L’Allemagne face à la récession
L’Allemagne est tombée en récession en 2023. L’élève modèle de la classe euro est devenu l’an dernier l’homme malade de l’Europe. Comment Berlin peut retrouver son élan ?
Trois ans après la grosse récession provoquée par le Covid-19, l’économie allemande boit à nouveau la tasse. Le PIB a reculé de 0,3%. Il s’agit de la plus mauvaise performance du G7, comme l’avait prédit le Fonds monétaire international (FMI). L’inflation a laminé le pouvoir d’achat des ménages et a donc cassé le moteur de la consommation.
L’autre moteur de la croissance allemande, une industrie orientée vers l’exportation est, lui aussi, en rade, parce que la demande s’essouffle. Et parce que la guerre en Ukraine a privé les industriels allemands de l’un des atouts de leur compétitivité, une énergie bon marché, en l’occurrence, le gaz russe. Très énergivores, la chimie et la métallurgie allemande ont vu leur production chuter de 20% en deux ans.
Modèle solide
Malgré ce trou d’air après deux ans de reprise robuste, le modèle allemand est encore solide. Les entreprises de taille intermédiaire, qui constituent la force de l’industrie allemande, sont réputées pour leur capacité à s’adapter. Et grâce à leurs performances passées, les grandes entreprises ont augmenté massivement leurs salariés. Cela pourrait profiter à la consommation des ménages.
Mais il n’y a pas de parade contre la diffusion du protectionnisme, ni contre l’affaissement de la demande, notamment de celle de la Chine, le plus gros débouché de l’Allemagne après les États-Unis. Pour conserver leur avantage en coût, et donc leurs clients, des industriels allemands pensent à quitter leur pays. Par exemple, les chimistes investissent là où l’énergie est dorénavant bon marché, et où l’État soutient financièrement la construction de nouvelles usines, c’est-à-dire aux États-Unis.
Orthodoxie budgétaire
La limitation du déficit est inscrite dans la loi fondamentale, c’est pourquoi en novembre la cour constitutionnelle a retoqué 17 milliards d’euros de dépenses publiques prévues en 2024 pour relancer la machine. Le chancelier a dû faire machine arrière avec un mini plan d’austérité. D’où la grogne sociale actuelle, celle des agriculteurs qui viennent de perdre des avantages fiscaux.
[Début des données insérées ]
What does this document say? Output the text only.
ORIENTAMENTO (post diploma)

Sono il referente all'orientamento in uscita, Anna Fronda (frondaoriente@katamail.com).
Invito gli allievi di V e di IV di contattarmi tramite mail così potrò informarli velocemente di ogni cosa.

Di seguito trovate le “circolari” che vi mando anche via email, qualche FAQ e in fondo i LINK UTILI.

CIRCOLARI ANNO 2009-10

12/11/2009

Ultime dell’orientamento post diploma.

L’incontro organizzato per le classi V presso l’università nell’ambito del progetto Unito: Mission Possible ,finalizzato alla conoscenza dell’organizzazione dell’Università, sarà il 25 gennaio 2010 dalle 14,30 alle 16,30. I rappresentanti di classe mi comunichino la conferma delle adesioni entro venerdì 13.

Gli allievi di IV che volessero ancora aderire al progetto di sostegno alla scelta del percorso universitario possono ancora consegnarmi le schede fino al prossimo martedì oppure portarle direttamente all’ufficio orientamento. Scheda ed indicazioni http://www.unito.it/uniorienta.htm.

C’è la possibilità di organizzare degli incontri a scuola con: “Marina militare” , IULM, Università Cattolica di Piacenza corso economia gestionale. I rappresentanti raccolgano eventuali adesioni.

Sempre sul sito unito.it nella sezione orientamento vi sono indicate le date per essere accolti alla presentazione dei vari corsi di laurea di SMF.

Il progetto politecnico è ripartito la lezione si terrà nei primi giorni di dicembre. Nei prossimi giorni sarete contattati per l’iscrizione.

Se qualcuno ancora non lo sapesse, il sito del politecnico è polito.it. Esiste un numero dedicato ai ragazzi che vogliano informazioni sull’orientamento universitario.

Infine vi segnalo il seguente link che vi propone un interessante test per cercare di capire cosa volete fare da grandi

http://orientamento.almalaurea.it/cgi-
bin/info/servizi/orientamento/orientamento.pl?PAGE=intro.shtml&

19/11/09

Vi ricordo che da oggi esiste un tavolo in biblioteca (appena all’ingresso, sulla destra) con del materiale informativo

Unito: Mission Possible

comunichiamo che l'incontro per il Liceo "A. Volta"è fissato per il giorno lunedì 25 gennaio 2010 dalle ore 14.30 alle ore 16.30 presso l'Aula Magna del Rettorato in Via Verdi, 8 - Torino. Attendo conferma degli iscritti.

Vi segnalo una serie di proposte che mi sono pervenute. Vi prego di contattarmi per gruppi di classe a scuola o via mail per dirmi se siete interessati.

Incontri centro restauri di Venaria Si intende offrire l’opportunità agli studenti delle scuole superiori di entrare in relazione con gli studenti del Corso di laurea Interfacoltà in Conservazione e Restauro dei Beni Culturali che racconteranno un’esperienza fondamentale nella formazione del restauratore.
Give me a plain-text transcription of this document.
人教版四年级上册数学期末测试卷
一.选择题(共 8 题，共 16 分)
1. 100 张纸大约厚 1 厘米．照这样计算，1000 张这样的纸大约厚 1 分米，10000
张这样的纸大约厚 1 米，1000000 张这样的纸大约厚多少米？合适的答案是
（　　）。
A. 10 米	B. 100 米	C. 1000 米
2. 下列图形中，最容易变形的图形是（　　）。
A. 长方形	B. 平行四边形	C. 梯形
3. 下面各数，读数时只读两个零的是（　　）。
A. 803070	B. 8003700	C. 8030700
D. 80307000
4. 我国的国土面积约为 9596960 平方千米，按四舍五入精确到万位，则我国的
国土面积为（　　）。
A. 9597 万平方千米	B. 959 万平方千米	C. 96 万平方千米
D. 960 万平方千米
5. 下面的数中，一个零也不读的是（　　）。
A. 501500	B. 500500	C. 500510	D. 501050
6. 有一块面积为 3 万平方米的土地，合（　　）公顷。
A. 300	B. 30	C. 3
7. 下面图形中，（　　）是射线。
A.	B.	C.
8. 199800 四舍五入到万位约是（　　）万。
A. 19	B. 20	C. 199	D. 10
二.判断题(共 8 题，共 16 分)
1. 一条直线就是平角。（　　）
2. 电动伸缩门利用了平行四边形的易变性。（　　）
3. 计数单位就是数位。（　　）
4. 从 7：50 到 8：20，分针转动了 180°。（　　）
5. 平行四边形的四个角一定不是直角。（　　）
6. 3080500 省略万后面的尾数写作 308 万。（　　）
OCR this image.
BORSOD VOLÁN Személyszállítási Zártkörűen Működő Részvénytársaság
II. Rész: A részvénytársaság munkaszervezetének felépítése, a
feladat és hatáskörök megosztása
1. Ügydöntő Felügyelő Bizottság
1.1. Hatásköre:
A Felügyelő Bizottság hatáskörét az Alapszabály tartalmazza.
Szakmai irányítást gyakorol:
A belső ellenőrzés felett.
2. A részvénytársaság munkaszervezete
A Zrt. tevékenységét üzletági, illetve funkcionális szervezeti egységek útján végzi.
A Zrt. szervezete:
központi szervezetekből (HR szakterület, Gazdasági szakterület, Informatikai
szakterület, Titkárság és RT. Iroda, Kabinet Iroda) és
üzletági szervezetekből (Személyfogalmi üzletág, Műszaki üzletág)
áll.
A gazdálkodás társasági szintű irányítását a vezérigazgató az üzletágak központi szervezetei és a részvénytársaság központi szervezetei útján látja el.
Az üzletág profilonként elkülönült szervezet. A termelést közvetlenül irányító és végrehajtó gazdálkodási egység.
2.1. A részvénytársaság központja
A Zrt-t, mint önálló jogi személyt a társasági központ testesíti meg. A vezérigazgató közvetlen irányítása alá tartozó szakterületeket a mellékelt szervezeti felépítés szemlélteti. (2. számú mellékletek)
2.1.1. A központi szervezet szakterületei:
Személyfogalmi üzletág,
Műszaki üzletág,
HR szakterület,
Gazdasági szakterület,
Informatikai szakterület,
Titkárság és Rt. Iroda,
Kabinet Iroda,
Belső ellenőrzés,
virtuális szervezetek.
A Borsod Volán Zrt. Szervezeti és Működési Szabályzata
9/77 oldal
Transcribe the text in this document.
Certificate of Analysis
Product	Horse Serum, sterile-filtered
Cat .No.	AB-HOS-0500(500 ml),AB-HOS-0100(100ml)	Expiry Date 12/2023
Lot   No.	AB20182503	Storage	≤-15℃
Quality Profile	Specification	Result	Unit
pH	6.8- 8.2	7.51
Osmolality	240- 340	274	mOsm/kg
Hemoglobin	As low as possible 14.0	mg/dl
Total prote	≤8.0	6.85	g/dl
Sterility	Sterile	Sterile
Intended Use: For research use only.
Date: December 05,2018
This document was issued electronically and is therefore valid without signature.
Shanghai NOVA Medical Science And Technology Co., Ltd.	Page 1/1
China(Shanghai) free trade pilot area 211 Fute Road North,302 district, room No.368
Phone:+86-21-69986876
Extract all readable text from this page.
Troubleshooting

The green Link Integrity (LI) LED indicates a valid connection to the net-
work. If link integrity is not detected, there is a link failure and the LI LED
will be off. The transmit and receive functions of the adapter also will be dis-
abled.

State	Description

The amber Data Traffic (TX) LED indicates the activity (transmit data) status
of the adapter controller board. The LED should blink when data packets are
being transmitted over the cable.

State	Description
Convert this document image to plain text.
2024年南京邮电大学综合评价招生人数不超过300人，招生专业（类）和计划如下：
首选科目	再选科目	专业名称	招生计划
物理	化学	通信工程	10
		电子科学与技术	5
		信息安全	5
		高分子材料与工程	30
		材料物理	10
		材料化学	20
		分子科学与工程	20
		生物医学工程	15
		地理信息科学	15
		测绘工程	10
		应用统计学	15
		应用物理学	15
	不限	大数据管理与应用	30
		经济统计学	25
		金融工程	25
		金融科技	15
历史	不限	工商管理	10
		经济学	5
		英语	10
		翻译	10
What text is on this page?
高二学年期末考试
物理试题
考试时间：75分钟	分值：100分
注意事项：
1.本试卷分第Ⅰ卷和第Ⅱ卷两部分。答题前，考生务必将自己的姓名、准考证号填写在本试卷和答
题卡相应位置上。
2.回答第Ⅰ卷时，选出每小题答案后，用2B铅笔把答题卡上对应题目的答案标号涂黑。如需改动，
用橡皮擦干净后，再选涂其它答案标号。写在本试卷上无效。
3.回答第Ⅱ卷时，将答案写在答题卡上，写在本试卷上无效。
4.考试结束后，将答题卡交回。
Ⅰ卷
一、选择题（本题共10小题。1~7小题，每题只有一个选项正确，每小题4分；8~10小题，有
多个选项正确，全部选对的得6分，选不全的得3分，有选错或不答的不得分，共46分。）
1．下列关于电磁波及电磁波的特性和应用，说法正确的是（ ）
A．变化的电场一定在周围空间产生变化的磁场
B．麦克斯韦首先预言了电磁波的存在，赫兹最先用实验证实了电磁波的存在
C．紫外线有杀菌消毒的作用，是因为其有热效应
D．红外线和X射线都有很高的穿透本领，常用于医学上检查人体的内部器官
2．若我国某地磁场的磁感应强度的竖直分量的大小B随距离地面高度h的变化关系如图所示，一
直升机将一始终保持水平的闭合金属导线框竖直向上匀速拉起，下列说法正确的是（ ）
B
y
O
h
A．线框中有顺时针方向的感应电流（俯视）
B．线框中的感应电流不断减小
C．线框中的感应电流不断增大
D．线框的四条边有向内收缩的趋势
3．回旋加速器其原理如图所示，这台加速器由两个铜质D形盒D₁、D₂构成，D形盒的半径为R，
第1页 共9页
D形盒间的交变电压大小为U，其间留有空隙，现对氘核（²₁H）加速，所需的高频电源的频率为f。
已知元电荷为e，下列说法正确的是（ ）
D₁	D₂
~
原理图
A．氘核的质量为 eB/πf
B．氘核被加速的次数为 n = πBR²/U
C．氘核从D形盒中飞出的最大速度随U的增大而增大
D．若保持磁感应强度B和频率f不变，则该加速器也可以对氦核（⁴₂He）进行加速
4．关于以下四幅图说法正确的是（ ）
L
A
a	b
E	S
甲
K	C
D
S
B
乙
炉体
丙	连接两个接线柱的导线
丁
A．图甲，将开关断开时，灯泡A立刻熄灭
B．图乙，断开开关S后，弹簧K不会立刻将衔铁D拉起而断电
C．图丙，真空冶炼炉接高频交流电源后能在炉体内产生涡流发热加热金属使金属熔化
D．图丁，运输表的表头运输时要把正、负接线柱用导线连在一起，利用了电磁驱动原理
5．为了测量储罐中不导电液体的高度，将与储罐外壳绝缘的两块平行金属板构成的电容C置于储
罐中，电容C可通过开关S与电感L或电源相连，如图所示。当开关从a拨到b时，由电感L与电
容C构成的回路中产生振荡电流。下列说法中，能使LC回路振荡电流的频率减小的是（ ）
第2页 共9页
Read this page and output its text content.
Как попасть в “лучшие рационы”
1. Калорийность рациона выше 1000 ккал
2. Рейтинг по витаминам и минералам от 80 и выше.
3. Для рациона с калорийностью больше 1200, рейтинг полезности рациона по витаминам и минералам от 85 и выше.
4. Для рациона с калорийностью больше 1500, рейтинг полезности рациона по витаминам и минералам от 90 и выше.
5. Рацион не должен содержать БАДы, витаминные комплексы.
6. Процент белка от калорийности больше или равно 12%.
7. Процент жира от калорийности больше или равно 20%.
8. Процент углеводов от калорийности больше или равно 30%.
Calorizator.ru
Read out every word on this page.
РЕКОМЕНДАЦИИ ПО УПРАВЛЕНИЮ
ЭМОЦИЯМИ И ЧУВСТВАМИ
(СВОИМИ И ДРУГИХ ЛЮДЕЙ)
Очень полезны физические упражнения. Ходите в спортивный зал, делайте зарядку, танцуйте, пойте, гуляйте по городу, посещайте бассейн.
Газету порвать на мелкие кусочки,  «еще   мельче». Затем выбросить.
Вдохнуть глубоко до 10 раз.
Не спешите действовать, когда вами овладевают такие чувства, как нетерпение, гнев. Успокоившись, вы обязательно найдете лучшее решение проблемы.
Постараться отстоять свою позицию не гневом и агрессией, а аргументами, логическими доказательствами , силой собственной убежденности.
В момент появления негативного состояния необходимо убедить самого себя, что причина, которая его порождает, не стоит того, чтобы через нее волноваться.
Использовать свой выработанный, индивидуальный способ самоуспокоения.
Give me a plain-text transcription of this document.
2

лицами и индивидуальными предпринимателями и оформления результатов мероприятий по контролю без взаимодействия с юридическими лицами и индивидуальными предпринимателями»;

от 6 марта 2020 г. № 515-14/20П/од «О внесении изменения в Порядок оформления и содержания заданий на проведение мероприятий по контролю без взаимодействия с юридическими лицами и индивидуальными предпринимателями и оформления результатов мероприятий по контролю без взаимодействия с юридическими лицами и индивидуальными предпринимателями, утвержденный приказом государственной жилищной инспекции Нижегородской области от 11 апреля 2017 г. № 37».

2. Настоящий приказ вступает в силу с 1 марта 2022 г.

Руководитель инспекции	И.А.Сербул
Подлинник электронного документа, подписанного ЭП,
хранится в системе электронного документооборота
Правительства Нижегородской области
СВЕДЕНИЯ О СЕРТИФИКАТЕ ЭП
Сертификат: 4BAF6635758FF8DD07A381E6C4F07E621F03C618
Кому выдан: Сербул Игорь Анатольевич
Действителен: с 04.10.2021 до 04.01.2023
Selon l’économiste Peter Bofinger, ces mesures d’économies sont totalement contre productives en situation de crise. Cet ancien conseiller du gouvernement allemand s’interroge : son pays, à nouveau qualifié d’homme malade de l’Europe, n’est-il pas aussi devenu complètement idiot en s’interdisant de s’endetter ?
Il n’y a pas que les États-Unis qui soutiennent massivement l’industrie. C’est aussi ce que la Chine est en train de faire à grande échelle pour redresser son économie. Si l’Allemagne veut rester dans le peloton de tête des grandes nations industrielles, elle doit retrouver une capacité à emprunter pour investir dans la restructuration de son économie. C’est la conviction du chancelier Olaf Scholz et du ministre écologiste de l’Économie. Mais pas celle de l’autre partenaire de la coalition, le parti libéral, et encore moins celle des électeurs, en grande majorité partisans du frein à l’endettement.